Is it love for one’s country?
Is it buying a dozen roses or a box of Ghirardelli chocolates? Hopefully you don’t think that.
Americans are constantly parodied for being so patriotic. We’re proud of the good ole U.S. of A, damn it, and we’re not afraid to let people know.
Me too. I’m known for giving American flags and pocket-sized copies of the U.S. Constitution to foreign friends as gifts (sorry, guys). I’m a proud member of the Sons of the American Revolution. My dad served two tours in Vietnam. And I believe Rick Monday is an American hero for his flag-saving play in center field in 1976. If you still aren’t convinced, read what I wrote about American exceptionalism here.
But have we become superficially patriotic?
On Memorial Day, we’re supposed to honor the men and women who died while serving in the United States military. I love that tradition. We may not always fight the right wars, but we should always honor those who stand up to risk life and limb for our goals as a nation.

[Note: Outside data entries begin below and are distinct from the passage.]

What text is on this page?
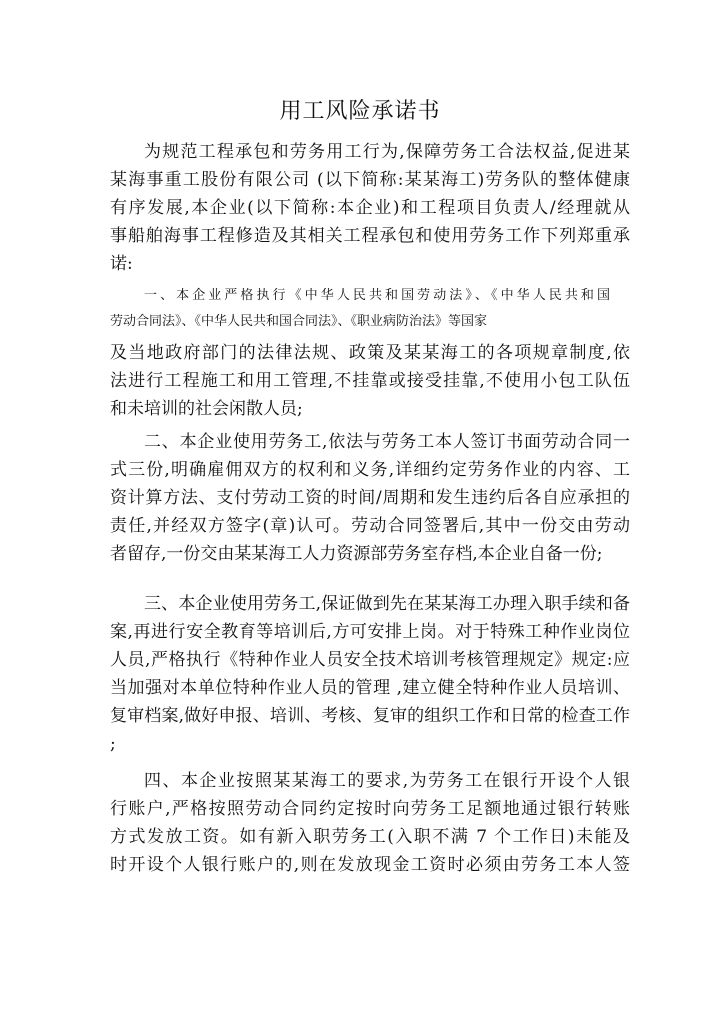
用工风险承诺书
为规范工程承包和劳务用工行为,保障劳务工合法权益,促进某
某海事重工股份有限公司 (以下简称:某某海工)劳务队的整体健康
有序发展,本企业(以下简称:本企业)和工程项目负责人/经理就从
事船舶海事工程修造及其相关工程承包和使用劳务工作下列郑重承
诺:
一、本企业严格执行《中华人民共和国劳动法》、《中华人民共和国
劳动合同法》、《中华人民共和国合同法》、《职业病防治法》等国家
及当地政府部门的法律法规、政策及某某海工的各项规章制度,依
法进行工程施工和用工管理,不挂靠或接受挂靠,不使用小包工队伍
和未培训的社会闲散人员;
二、本企业使用劳务工,依法与劳务工本人签订书面劳动合同一
式三份,明确雇佣双方的权利和义务,详细约定劳务作业的内容、工
资计算方法、支付劳动工资的时间/周期和发生违约后各自应承担的
责任,并经双方签字(章)认可。劳动合同签署后,其中一份交由劳动
者留存,一份交由某某海工人力资源部劳务室存档,本企业自备一份;
三、本企业使用劳务工,保证做到先在某某海工办理入职手续和备
案,再进行安全教育等培训后,方可安排上岗。对于特殊工种作业岗位
人员,严格执行《特种作业人员安全技术培训考核管理规定》规定:应
当加强对本单位特种作业人员的管理 ,建立健全特种作业人员培训、
复审档案,做好申报、培训、考核、复审的组织工作和日常的检查工作
;
四、本企业按照某某海工的要求,为劳务工在银行开设个人银
行账户,严格按照劳动合同约定按时向劳务工足额地通过银行转账
方式发放工资。如有新入职劳务工(入职不满 7 个工作日)未能及
时开设个人银行账户的,则在发放现金工资时必须由劳务工本人签
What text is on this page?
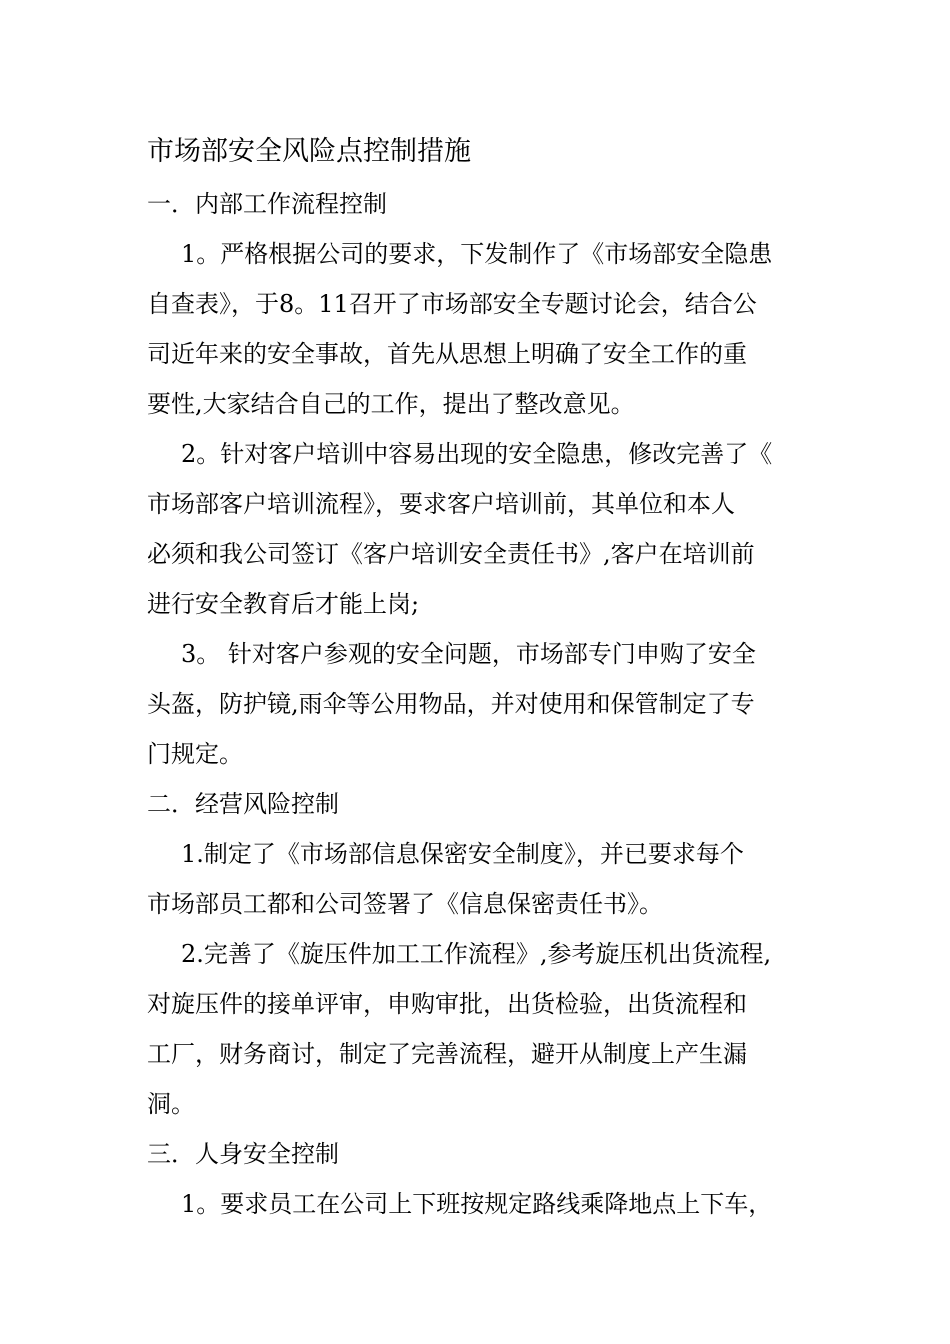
市场部安全风险点控制措施
一．内部工作流程控制
1。严格根据公司的要求，下发制作了《市场部安全隐患
自查表》，于8。11召开了市场部安全专题讨论会，结合公
司近年来的安全事故，首先从思想上明确了安全工作的重
要性,大家结合自己的工作，提出了整改意见。
2。针对客户培训中容易出现的安全隐患，修改完善了《
市场部客户培训流程》，要求客户培训前，其单位和本人
必须和我公司签订《客户培训安全责任书》,客户在培训前
进行安全教育后才能上岗;
3。 针对客户参观的安全问题，市场部专门申购了安全
头盔，防护镜,雨伞等公用物品，并对使用和保管制定了专
门规定。
二．经营风险控制
1.制定了《市场部信息保密安全制度》，并已要求每个
市场部员工都和公司签署了《信息保密责任书》。
2.完善了《旋压件加工工作流程》,参考旋压机出货流程,
对旋压件的接单评审，申购审批，出货检验，出货流程和
工厂，财务商讨，制定了完善流程，避开从制度上产生漏
洞。
三．人身安全控制
1。要求员工在公司上下班按规定路线乘降地点上下车，
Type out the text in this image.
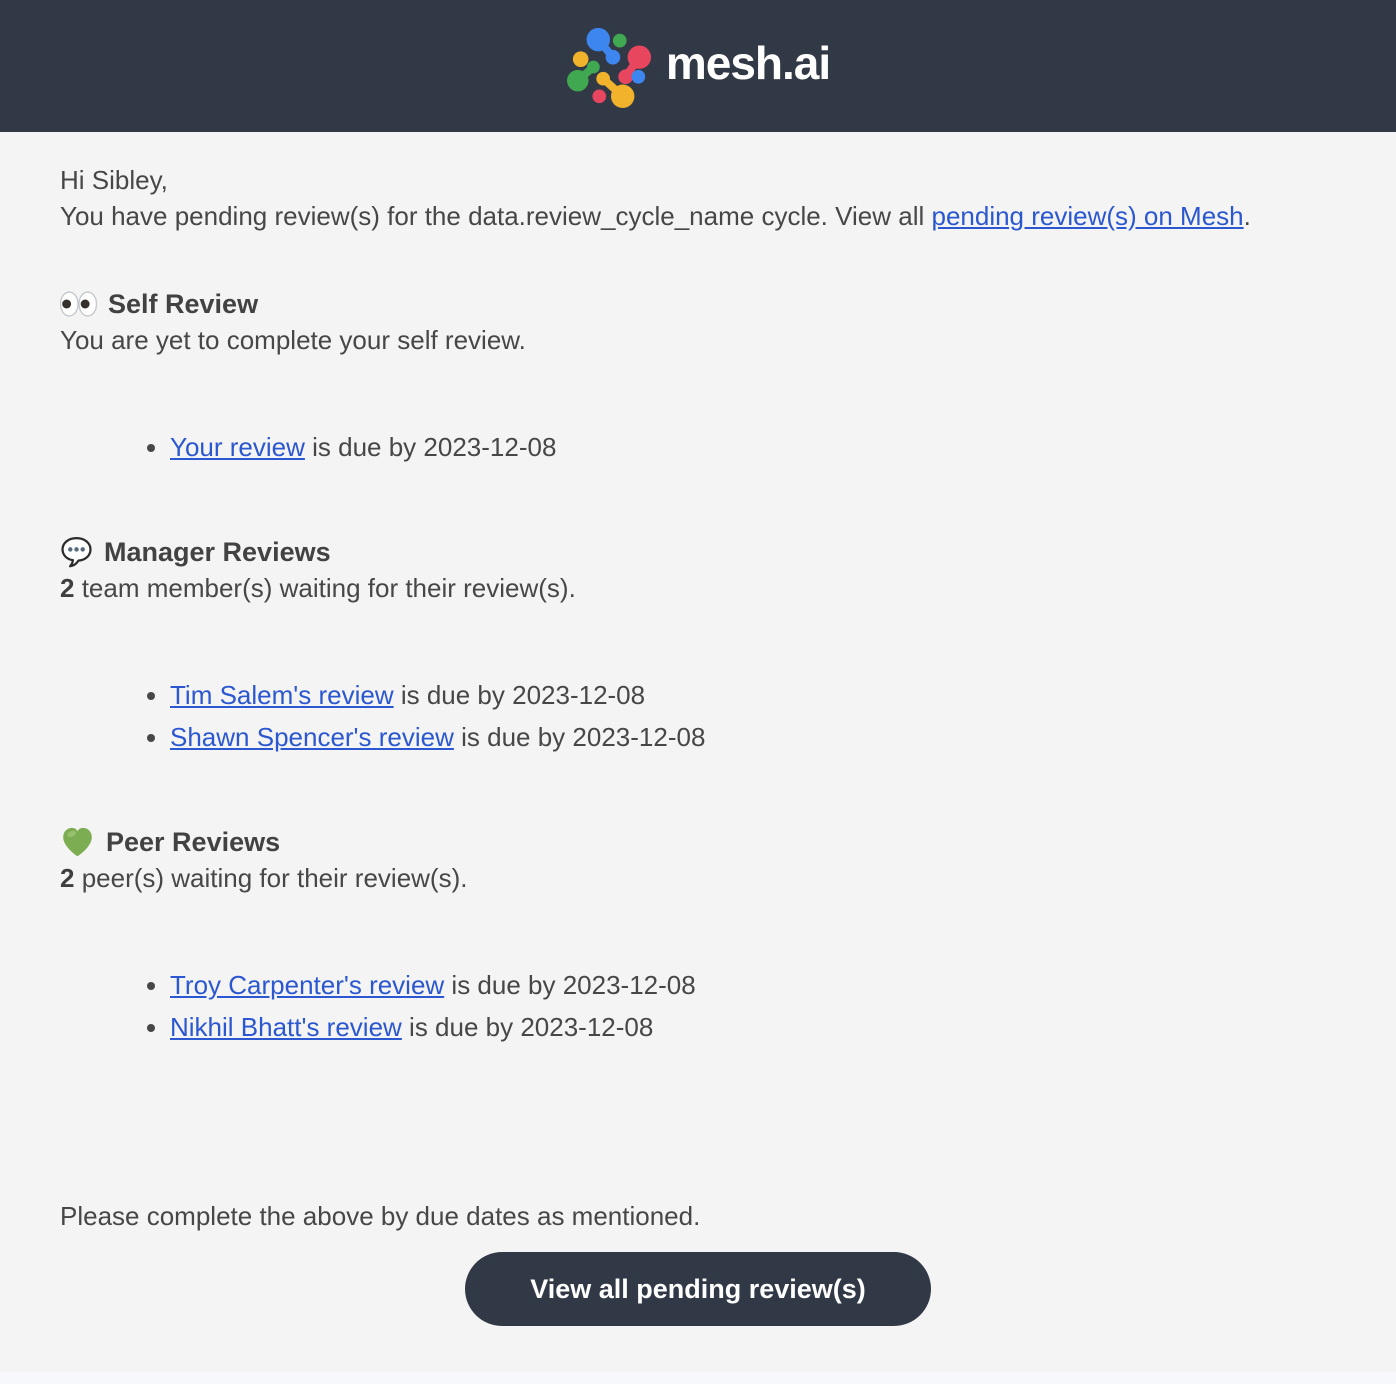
mesh.ai

Hi Sibley,

You have pending review(s) for the data.review_cycle_name cycle. View all pending review(s) on Mesh.

Self Review
You are yet to complete your self review.
• Your review is due by 2023-12-08
Manager Reviews
2 team member(s) waiting for their review(s).
• Tim Salem's review is due by 2023-12-08
• Shawn Spencer's review is due by 2023-12-08
Peer Reviews
2 peer(s) waiting for their review(s).
• Troy Carpenter's review is due by 2023-12-08
• Nikhil Bhatt's review is due by 2023-12-08

Please complete the above by due dates as mentioned.

View all pending review(s)
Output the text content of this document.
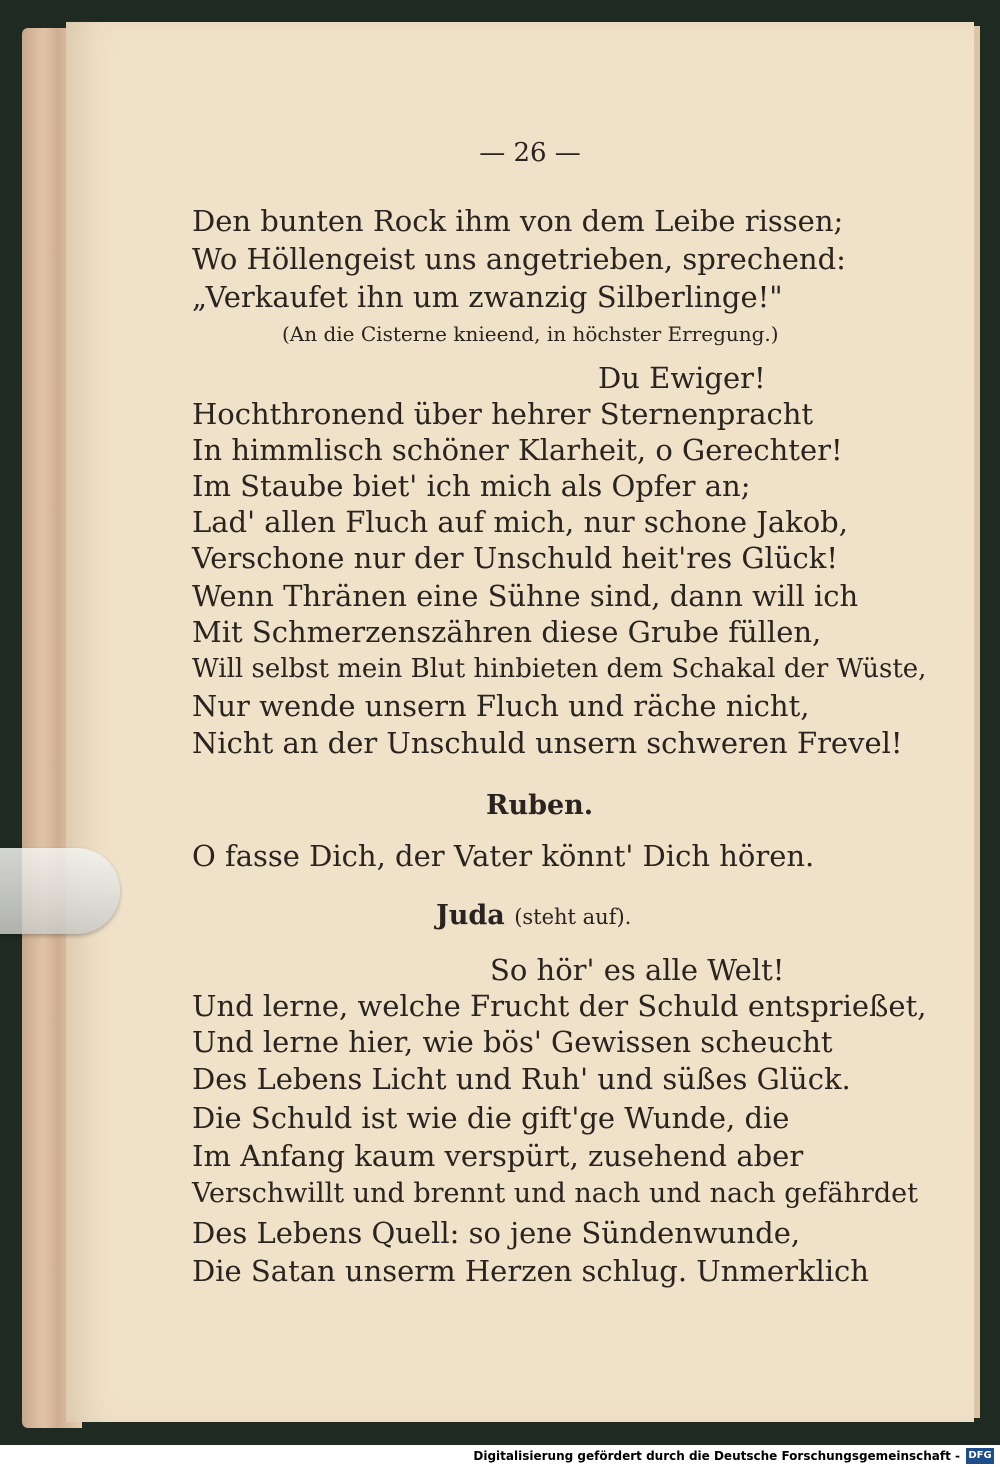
— 26 —
Den bunten Rock ihm von dem Leibe rissen;
Wo Höllengeist uns angetrieben, sprechend:
„Verkaufet ihn um zwanzig Silberlinge!"
(An die Cisterne knieend, in höchster Erregung.)
Du Ewiger!
Hochthronend über hehrer Sternenpracht
In himmlisch schöner Klarheit, o Gerechter!
Im Staube biet' ich mich als Opfer an;
Lad' allen Fluch auf mich, nur schone Jakob,
Verschone nur der Unschuld heit'res Glück!
Wenn Thränen eine Sühne sind, dann will ich
Mit Schmerzenszähren diese Grube füllen,
Will selbst mein Blut hinbieten dem Schakal der Wüste,
Nur wende unsern Fluch und räche nicht,
Nicht an der Unschuld unsern schweren Frevel!
Ruben.
O fasse Dich, der Vater könnt' Dich hören.
Juda (steht auf).
So hör' es alle Welt!
Und lerne, welche Frucht der Schuld entsprießet,
Und lerne hier, wie bös' Gewissen scheucht
Des Lebens Licht und Ruh' und süßes Glück.
Die Schuld ist wie die gift'ge Wunde, die
Im Anfang kaum verspürt, zusehend aber
Verschwillt und brennt und nach und nach gefährdet
Des Lebens Quell: so jene Sündenwunde,
Die Satan unserm Herzen schlug. Unmerklich
Digitalisierung gefördert durch die Deutsche Forschungsgemeinschaft - DFG
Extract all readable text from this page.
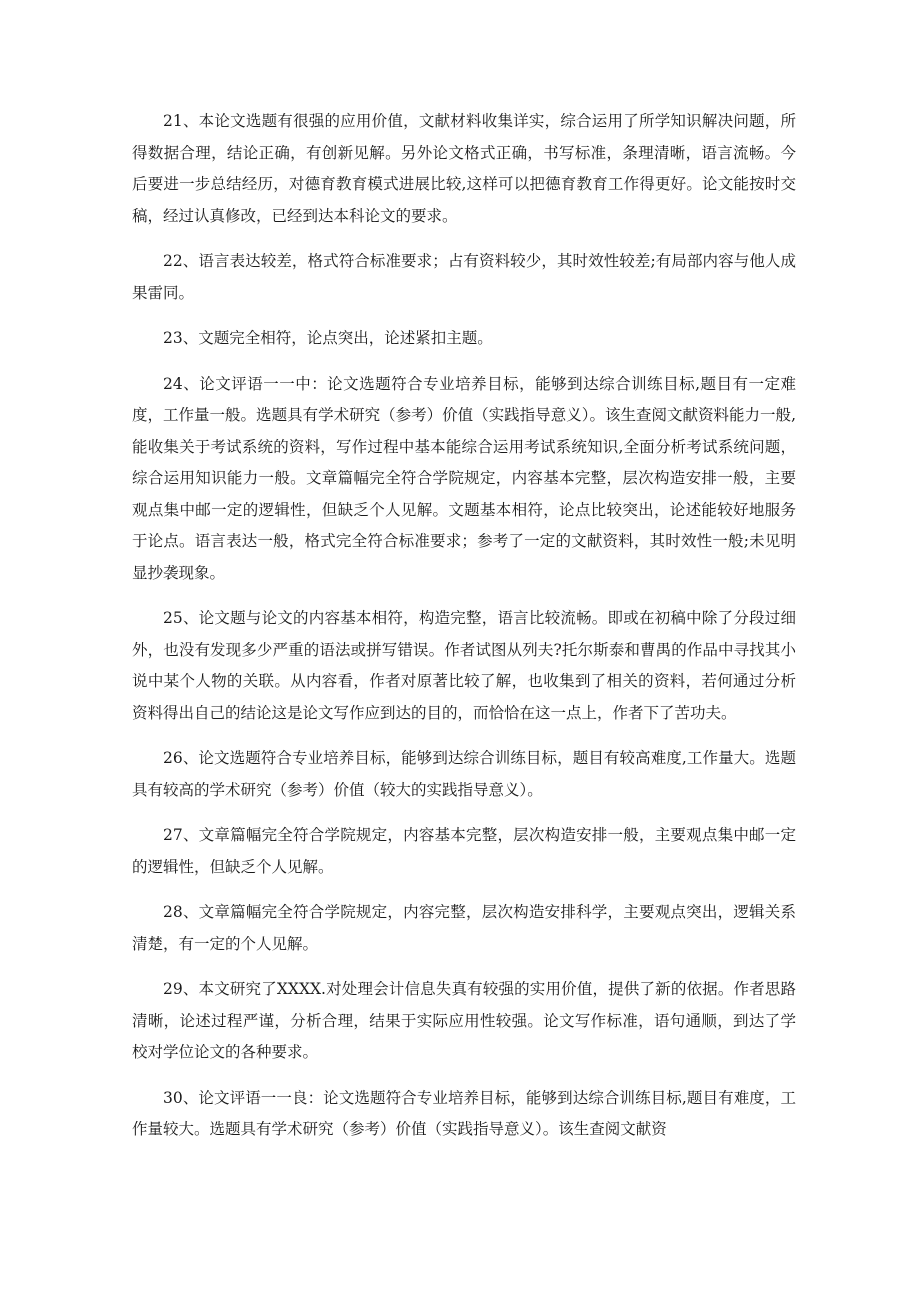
21、本论文选题有很强的应用价值，文献材料收集详实，综合运用了所学知识解决问题，所得数据合理，结论正确，有创新见解。另外论文格式正确，书写标准，条理清晰，语言流畅。今后要进一步总结经历，对德育教育模式进展比较,这样可以把德育教育工作得更好。论文能按时交稿，经过认真修改，已经到达本科论文的要求。

22、语言表达较差，格式符合标准要求；占有资料较少，其时效性较差;有局部内容与他人成果雷同。

23、文题完全相符，论点突出，论述紧扣主题。

24、论文评语一一中：论文选题符合专业培养目标，能够到达综合训练目标,题目有一定难度，工作量一般。选题具有学术研究（参考）价值（实践指导意义）。该生查阅文献资料能力一般,能收集关于考试系统的资料，写作过程中基本能综合运用考试系统知识,全面分析考试系统问题，综合运用知识能力一般。文章篇幅完全符合学院规定，内容基本完整，层次构造安排一般，主要观点集中邮一定的逻辑性，但缺乏个人见解。文题基本相符，论点比较突出，论述能较好地服务于论点。语言表达一般，格式完全符合标准要求；参考了一定的文献资料，其时效性一般;未见明显抄袭现象。

25、论文题与论文的内容基本相符，构造完整，语言比较流畅。即或在初稿中除了分段过细外，也没有发现多少严重的语法或拼写错误。作者试图从列夫?托尔斯泰和曹禺的作品中寻找其小说中某个人物的关联。从内容看，作者对原著比较了解，也收集到了相关的资料，若何通过分析资料得出自己的结论这是论文写作应到达的目的，而恰恰在这一点上，作者下了苦功夫。

26、论文选题符合专业培养目标，能够到达综合训练目标，题目有较高难度,工作量大。选题具有较高的学术研究（参考）价值（较大的实践指导意义）。

27、文章篇幅完全符合学院规定，内容基本完整，层次构造安排一般，主要观点集中邮一定的逻辑性，但缺乏个人见解。

28、文章篇幅完全符合学院规定，内容完整，层次构造安排科学，主要观点突出，逻辑关系清楚，有一定的个人见解。

29、本文研究了XXXX.对处理会计信息失真有较强的实用价值，提供了新的依据。作者思路清晰，论述过程严谨，分析合理，结果于实际应用性较强。论文写作标准，语句通顺，到达了学校对学位论文的各种要求。

30、论文评语一一良：论文选题符合专业培养目标，能够到达综合训练目标,题目有难度，工作量较大。选题具有学术研究（参考）价值（实践指导意义）。该生查阅文献资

Over the past decade or more, I’ve seen a lot of patriotic fervor spring up. After 9/11, my church began an annual tradition of lining a stretch of road with American flags every September 11th. Almost all American politicians now sport the obligatory American flag lapel pin. And in the past several years, communities across the U.S. have taken to putting miniature American flags and wreaths in veteran cemeteries and other places of significance to American military history. A “flag garden” which first appeared on Boston Common on Memorial Day a decade ago has since been replicated in Texas, Louisiana, Ohio, and New York.
These are wonderful gestures, but they are not substitutes for real service. Do they really honor veterans, or is it just the quickest way to feel good about ourselves without actually doing something meaningful?
Volunteering has been on the decline in America for some time now. So has charitable giving. If that isn’t alarming to you, it should be. America’s small government model only works because we have an educated populace that understands the need for everyone to pitch in, lest the government have to step in and do the work for us.
How much time and money is spent every year planting flags and hanging wreaths that wind up in a dumpster a short time later? I’ve never seen it quantified but it must be significant. Might that time and money be better spent doing service to our fellow man? Might our servicemen and women past and present be better honored through service to our fellow man?
The next time you’re feeling especially patriotic, try volunteering at a food pantry or a shelter for people who have been abused and abandoned. Join Habitat for Humanity and start building houses. Donate blood. Pick up trash. Send a care package to troops stationed abroad. Play cards with old folks at the local retirement home.
Whatever you do, do more than just a symbolic gesture. Make your country a better place to live. Happy Memorial Day.